Parziali conferme arrivano anche dalla tipologia di intervento di digital health impiegato per sviluppare le terapie digitali. Le App sono le più usate (42%), seguite da interventi basati sul web (26%), da videogiochi (9%) e da sistemi di realtà virtuale (4%). Non mancano strumenti tecnologici meno avanzati come i messaggi testuali (SMS e email), piattaforme di social media e software basati su computer, usati rispettivamente nel 4%, 3% e 2% degli studi. Seguono altri strumenti con percentuali minori. Alcuni strumenti tecnologici usati come terapie digitali si adattano meglio a specifiche patologie. Per esempio, le app sono più frequentemente utilizzate nell’ambito delle patologie croniche e nell’ambito delle patologie associate al sonno, i videogiochi e i sistemi web-based nell’ambito della salute mentale, mentre i messaggi di testo nell’ambito dell’alimentazione/esercizio fisico e in quello delle dipendenze.
SERVONO PIÙ TRIAL CLINICI RANDOMIZZATI
Gli studi, così come la tematica delle terapie digitali, sono piuttosto recenti. Uno studio su 2 è infatti iniziato nel 2019, mentre il numero medio di pazienti reclutati (o da reclutare) in ciascuno studio è 282 (con deviazione standard di 412), a testimonianza della elevata variabilità degli studi. Ad oggi gli studi sono promossi nella maggior parte dei casi (74%) da organizzazioni e istituzioni differenti dall’industria, tra cui accademie, società scientifiche, istituzioni pubbliche ed enti no profit, mentre l’industria promuove il restante 26% degli studi.

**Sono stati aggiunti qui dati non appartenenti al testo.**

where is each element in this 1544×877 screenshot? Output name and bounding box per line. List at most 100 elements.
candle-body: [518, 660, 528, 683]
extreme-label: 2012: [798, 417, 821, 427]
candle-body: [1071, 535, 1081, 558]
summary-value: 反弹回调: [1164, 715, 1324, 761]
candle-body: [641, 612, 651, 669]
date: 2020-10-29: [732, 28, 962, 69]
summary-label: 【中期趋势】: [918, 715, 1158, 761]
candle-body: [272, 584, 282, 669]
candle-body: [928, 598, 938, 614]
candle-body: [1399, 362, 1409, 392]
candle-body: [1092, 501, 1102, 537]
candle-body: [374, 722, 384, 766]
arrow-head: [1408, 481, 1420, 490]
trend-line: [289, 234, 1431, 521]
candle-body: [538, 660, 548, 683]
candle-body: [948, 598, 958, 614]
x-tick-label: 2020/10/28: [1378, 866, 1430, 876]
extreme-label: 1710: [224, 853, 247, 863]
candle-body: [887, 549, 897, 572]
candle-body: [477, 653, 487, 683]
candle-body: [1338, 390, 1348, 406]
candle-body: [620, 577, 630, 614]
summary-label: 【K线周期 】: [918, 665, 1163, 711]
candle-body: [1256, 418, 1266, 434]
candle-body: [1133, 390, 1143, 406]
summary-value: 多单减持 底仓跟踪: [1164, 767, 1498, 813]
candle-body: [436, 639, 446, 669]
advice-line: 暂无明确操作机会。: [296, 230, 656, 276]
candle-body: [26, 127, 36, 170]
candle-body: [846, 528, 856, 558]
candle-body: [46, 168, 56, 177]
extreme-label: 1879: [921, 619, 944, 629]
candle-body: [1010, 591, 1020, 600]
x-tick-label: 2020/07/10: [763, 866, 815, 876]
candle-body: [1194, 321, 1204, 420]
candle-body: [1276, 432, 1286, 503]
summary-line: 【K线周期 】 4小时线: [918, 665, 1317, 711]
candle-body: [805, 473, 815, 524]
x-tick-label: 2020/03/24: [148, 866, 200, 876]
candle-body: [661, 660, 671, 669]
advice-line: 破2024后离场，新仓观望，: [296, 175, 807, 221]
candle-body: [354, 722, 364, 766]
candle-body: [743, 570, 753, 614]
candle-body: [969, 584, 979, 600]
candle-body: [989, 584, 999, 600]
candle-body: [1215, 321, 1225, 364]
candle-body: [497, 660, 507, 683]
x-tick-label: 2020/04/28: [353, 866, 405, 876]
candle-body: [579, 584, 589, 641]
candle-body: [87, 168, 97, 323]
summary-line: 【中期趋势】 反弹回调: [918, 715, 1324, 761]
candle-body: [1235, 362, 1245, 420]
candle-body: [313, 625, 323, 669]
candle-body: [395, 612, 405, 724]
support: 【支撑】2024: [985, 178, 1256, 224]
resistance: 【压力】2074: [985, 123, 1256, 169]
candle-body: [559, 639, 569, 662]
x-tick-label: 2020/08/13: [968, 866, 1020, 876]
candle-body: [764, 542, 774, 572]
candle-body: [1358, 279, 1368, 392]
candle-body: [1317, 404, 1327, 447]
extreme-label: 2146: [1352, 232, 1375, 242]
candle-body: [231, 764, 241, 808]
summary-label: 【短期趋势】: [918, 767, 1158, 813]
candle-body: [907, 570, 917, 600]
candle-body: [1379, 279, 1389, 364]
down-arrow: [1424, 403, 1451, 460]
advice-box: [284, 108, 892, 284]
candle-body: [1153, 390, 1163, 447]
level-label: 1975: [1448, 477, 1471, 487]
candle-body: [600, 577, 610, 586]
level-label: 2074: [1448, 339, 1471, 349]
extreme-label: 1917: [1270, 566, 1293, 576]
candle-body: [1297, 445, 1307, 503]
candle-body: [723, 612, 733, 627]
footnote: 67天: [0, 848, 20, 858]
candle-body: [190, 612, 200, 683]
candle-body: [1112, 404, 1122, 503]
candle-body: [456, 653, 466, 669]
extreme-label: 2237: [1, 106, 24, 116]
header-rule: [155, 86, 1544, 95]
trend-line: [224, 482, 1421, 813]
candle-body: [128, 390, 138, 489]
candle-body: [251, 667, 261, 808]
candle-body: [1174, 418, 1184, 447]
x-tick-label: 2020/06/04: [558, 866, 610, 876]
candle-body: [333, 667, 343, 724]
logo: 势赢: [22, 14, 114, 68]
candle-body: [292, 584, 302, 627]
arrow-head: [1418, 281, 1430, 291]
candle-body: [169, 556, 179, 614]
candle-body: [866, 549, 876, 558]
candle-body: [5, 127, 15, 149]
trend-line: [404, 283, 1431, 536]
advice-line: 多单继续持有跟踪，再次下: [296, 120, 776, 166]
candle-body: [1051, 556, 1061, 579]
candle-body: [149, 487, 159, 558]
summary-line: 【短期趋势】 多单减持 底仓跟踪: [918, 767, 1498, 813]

In sintesi, tra gli strumenti tecnologici utilizzati per implementare terapie digitali iniziano a farsi largo strumenti innovativi come app, realtà virtuale, videogiochi, a discapito di strumenti più tradizionali. Le patologie dove questi strumenti sono più utilizzati sono quelle dove le terapie cognitivo comportamentali e le modifiche degli stili di vita sono già parte integrante del trattamento tradizionale.
Lo studio, il primo del genere, dimostra che è necessaria una maggiore diffusione e conoscenza di queste tematiche tra medici, ricercatori e sviluppatori e soprattutto un maggiore ricorso alle sperimentazioni cliniche randomizzate da parte delle aziende produttrici di strumenti tecnologici.